Relatives of Fatah Islam’s deputy commander Shehab al-Qaddour known as Abu Hureira, who was killed on July 31 in clashes with Lebanese security forces, hold his body, wrapped with a white shroud during his funeral in the northern port city of Tripoli, Lebanon Saturday, Sept. 1, 2007. The No. 2 commander of al-Qaida-inspired Islamic militants battling Lebanese troops in a Palestinian refugee camp in northern Lebanon for more than three months was buried on Saturday, a month after his death. (AP Photo)

NAHR AL-BARED, Lebanon (AFP)  sept 1- Lebanese troops have seized control of the homes of top Islamist militia leaders as they tighten the noose on fighters besieged in a refugee camp for more than three months. An army spokesman said the troops on Friday seized the homes of Shaker al-Absi and Abu Hureira, leaders of the Fatah al-Islam group holed up in the Nahr al-Bared refugee camp near the Mediterranean coast in northern Lebanon.

"The army continues to advance and close in on the last positions of the gunmen who are now in a small area," the spokesman said on Saturday."They are in underground shelters from where they sneak out every now and then to open sniper fire on the soldiers." Abssi is the leader of the Al Qaeda-inspired Sunni extremist group which has been locked in fierce fighting with the Lebanese army since May 20 after its militants attacked army targets in the north.

Abssi’s deputy, Abu Hureira, was killed at a road checkpoint in the port city of Tripoli a month ago.

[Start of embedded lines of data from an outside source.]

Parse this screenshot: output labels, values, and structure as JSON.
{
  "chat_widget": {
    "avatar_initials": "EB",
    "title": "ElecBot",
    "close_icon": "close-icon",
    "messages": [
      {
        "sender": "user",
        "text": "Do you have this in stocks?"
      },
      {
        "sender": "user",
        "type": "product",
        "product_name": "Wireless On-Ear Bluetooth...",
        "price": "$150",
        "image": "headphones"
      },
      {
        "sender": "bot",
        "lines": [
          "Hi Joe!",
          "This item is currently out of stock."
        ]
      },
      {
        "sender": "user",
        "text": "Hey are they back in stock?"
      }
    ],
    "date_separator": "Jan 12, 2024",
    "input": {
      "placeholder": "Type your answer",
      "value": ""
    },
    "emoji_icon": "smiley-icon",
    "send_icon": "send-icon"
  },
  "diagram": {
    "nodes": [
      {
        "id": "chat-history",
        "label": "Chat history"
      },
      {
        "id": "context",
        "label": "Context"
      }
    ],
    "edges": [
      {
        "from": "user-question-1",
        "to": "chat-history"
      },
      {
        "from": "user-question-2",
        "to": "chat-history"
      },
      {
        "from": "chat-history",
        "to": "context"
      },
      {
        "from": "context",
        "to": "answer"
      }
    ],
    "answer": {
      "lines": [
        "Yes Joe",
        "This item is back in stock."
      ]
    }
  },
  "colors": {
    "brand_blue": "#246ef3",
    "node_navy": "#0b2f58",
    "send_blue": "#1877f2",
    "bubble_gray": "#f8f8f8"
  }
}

One of Abu Hureira’s brothers, who did not wish to be identified by name, told AFP that the Fatah al-Islam number two was buried on Saturday in a cemetery near his parents’ home in Tripoli.

Residents of Abu Hureira’s native village of Mishmish in northern Lebanon had refused to allow the family to inter him in the village cemetery. Several Lebanese soldiers killed by Fatah al-Islam are from Mishmish.

Nahr al-Bared’s 31,000 residents fled the camp at the start of the battles, but about 60 militants are believed to be still inside and have refused repeated appeals to surrender.

More than 200 people have been killed in the fighting, including 153 soldiers.